Nadat [X] had geconstateerd dat zij een termijn van de betalingsregeling was vergeten, heeft zij terstond een bedrag van € 50,00 overgemaakt, zijnde de termijnen van oktober en november 2016. Bij controle van de bankafschriften bleek dat er zelfs tweemaal een bedrag van € 50,00 was overgemaakt en dat de reguliere betalingen aan eisende partij stipt waren nagekomen.
4.3.
Op basis van de stukken constateert de kantonrechter dat eisende partij en [X] een betalingsregeling hadden getroffen en dat [X] deze, om welke reden dan ook, niet stipt is nagekomen. Dit heeft tot gevolg dat deze is komen te vervallen en het restant verschuldigde ineens opeisbaar is. Ondanks het feit dat er daarna nog betalingen zijn verricht, staat geen rechtsregel er aan in de weg gedaagde partij in rechte te betrekken.

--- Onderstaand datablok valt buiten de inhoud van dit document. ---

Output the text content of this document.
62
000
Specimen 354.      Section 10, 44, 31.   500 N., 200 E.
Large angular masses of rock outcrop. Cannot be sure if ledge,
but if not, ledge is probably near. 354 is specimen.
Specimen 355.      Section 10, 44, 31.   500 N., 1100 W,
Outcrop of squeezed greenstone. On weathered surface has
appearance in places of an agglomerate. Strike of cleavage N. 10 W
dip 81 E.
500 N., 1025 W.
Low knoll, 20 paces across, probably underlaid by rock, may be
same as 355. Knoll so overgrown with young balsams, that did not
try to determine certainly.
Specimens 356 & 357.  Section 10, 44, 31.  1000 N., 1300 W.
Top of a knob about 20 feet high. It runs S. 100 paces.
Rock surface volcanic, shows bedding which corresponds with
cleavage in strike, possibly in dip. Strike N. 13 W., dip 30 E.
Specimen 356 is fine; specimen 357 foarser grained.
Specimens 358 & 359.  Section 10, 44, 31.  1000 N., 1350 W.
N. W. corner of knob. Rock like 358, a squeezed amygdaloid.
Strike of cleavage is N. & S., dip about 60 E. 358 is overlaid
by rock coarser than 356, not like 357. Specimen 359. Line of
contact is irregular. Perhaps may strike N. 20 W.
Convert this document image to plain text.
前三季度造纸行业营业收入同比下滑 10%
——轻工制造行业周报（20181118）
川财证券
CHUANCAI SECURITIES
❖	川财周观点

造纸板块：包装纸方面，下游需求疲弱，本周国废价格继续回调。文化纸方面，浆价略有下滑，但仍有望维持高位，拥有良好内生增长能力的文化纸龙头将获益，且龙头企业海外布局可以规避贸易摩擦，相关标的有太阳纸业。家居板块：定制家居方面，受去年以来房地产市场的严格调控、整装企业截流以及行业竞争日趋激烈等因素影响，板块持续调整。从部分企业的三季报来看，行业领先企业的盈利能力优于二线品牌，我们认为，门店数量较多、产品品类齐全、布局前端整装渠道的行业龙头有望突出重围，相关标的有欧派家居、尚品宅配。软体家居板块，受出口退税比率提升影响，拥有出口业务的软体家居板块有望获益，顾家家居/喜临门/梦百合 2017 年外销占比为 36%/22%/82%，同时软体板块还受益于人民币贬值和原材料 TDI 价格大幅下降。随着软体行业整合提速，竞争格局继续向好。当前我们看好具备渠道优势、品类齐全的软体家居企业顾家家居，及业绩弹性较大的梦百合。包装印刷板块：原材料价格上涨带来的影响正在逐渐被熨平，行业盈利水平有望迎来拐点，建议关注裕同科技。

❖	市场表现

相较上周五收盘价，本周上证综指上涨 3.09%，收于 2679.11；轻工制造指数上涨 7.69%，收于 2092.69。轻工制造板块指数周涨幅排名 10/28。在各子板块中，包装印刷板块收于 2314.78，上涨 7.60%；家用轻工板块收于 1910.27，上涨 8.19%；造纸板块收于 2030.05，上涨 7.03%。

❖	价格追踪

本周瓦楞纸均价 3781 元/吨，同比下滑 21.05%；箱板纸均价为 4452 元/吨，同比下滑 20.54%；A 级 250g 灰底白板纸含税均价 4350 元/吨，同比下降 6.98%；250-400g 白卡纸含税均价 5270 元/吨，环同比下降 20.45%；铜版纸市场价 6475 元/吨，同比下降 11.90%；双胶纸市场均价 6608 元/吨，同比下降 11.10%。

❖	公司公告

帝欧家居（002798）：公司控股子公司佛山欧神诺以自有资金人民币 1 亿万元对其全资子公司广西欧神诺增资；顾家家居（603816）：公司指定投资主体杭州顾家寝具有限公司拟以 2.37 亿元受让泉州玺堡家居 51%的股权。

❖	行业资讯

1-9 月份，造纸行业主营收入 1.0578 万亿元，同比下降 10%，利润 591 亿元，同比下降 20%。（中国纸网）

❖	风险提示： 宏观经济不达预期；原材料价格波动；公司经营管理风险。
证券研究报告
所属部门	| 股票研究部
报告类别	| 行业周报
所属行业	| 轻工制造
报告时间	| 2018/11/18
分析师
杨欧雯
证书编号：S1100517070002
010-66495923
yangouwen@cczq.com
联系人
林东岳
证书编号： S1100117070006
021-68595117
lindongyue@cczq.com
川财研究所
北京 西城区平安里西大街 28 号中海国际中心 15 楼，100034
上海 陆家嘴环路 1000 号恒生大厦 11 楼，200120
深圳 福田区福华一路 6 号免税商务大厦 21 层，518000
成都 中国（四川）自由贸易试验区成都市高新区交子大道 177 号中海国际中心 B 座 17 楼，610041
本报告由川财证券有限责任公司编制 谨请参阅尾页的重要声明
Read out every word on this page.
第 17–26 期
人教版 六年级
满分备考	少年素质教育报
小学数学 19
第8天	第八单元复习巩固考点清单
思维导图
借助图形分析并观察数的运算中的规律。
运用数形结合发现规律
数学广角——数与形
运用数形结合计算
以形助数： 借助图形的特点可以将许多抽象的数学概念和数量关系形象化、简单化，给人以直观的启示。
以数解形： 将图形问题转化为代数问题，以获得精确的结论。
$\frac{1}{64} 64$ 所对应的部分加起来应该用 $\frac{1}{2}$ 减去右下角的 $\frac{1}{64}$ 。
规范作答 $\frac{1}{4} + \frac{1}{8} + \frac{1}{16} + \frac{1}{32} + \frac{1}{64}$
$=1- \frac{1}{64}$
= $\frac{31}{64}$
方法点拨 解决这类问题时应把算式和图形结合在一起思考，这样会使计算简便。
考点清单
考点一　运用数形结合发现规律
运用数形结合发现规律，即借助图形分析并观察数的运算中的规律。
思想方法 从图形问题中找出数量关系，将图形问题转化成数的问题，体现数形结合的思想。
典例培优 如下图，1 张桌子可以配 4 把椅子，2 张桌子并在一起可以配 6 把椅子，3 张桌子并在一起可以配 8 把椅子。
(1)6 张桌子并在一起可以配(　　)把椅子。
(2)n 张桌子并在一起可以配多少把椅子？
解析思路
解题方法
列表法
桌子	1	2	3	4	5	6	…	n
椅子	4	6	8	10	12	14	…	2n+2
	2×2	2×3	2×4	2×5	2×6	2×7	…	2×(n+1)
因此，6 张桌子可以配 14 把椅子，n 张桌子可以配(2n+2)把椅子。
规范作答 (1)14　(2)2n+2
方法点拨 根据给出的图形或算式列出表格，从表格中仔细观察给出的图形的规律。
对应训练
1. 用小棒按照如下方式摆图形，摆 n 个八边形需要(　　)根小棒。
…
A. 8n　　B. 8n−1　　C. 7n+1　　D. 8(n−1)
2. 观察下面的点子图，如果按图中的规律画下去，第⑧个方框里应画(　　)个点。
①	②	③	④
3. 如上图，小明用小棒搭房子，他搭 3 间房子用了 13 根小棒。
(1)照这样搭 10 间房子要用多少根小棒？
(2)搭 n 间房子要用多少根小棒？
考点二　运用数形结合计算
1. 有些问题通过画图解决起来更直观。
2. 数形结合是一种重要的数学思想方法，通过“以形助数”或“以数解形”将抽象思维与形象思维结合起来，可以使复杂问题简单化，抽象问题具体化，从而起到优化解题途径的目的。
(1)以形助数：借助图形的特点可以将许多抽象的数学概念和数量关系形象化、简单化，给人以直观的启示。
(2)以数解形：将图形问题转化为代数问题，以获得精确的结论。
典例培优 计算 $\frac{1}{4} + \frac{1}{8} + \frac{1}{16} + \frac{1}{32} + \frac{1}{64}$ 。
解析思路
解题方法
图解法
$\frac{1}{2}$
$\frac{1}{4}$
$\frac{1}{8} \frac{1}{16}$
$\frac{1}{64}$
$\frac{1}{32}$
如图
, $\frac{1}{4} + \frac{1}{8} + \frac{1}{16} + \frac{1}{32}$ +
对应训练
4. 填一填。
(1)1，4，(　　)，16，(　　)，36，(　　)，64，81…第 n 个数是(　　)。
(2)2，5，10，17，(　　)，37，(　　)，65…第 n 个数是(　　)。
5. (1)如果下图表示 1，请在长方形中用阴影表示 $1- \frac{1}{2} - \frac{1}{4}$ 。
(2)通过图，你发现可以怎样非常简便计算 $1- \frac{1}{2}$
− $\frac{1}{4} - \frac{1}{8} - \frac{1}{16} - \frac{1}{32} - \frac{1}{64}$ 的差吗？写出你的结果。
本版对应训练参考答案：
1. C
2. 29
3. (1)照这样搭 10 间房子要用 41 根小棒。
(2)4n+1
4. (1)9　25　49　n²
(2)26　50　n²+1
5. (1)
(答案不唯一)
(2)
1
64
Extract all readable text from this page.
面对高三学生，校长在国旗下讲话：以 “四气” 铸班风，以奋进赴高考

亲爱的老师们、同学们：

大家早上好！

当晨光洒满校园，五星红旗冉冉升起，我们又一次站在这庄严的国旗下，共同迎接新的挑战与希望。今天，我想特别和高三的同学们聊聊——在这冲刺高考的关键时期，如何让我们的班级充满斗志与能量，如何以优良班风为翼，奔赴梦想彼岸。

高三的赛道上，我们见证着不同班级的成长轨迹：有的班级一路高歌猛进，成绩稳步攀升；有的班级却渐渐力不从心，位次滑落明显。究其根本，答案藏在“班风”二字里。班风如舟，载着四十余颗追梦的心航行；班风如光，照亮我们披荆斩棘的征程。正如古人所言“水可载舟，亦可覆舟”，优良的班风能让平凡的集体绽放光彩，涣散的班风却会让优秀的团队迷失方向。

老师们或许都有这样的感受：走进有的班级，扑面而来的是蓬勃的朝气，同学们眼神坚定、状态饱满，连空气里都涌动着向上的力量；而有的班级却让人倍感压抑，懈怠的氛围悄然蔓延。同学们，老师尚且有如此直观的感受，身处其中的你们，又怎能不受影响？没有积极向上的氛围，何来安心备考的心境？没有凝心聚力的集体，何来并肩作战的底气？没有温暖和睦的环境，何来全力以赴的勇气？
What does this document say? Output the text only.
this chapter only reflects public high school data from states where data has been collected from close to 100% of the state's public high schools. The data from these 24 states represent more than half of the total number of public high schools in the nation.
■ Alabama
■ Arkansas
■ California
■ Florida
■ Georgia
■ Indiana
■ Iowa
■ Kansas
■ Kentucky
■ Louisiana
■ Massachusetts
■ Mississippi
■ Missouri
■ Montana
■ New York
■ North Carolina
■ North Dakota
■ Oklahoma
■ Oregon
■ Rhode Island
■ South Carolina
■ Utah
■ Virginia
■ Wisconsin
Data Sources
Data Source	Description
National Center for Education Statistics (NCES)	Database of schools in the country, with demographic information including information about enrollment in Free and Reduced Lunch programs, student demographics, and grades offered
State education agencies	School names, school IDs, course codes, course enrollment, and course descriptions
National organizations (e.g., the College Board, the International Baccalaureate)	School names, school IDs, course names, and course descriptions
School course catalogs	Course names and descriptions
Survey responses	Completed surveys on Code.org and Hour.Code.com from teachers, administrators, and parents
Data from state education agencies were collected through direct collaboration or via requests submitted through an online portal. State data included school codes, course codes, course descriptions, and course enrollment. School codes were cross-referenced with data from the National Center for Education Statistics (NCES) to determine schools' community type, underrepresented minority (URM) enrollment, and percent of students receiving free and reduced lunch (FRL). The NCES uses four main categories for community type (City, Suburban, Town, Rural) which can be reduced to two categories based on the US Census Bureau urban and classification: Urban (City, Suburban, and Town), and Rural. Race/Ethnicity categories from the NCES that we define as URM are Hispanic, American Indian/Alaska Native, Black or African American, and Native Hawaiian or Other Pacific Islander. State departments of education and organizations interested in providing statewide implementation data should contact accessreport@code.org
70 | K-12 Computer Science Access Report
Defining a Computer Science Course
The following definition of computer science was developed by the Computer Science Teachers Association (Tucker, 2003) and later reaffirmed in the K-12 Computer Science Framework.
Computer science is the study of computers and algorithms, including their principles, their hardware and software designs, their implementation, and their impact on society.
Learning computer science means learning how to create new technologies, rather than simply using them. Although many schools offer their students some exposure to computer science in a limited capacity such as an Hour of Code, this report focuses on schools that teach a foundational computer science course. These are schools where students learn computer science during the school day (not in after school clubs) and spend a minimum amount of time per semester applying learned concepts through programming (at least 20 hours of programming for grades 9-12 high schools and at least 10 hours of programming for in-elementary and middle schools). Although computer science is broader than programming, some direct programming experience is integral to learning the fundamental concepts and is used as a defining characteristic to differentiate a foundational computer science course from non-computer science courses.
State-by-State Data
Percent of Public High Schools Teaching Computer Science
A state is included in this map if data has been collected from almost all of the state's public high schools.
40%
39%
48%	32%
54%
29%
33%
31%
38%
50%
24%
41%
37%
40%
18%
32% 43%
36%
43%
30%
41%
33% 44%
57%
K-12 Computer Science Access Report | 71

Dit leidt er vervolgens toe dat gedaagde partij aansprakelijk te houden is voor de daardoor ontstane kosten. Dat de financiële situatie van gedaagde partij, althans die van [X] , hierdoor wordt verslechterd is geen omstandigheid die ertoe moet leiden dat veroordeling in buitengerechtelijke en proceskosten achterwege moet blijven.
4.4.
Het gevoerde verweer omtrent het niet in acht nemen van artikel 10 van de Verordening beroeps- en gedragsregeling gerechtsdeurwaarders kan gedaagde partij evenmin baten. Mocht al sprake zijn van schending van voornoemd artikel dan zal gedaagde partij zich tot de Kamer voor gerechtsdeurwaarders te Amsterdam dienen te wenden.
4.5.
Gelet op het voorgaande wordt de verminderde vordering aan eisende partij toegewezen. Gedaagde partij zal als de in het ongelijk gestelde partij worden veroordeeld in de kosten van deze procedure. De kosten aan de zijde van eisende partij worden begroot op:
  • dagvaarding € 98,51
  • griffierecht 117,00
  • salaris gemachtigde
totaal € 275,51
4.6.
De kantonrechter zal dit vonnis tot zover uitvoerbaar bij voorraad verklaren.

5.De beslissing

De kantonrechter
5.1.
veroordeelt gedaagde partij om tegen behoorlijk bewijs van kwijting aan eisende partij te betalen een bedrag van € 146,74, vermeerderd met de wettelijke rente over € 181,50 vanaf 14 december 2016 tot aan de voldoening,
5.2.
veroordeelt gedaagde partij in de proceskosten aan de zijde van eisende partij gevallen en tot op heden begroot op € 275,51,
5.3.
verklaart dit vonnis tot zover uitvoerbaar bij voorraad,
5.4.
wijst het meer of anders gevorderde af.
Dit vonnis is gewezen door mr. J.W. Rijksen en in het openbaar uitgesproken.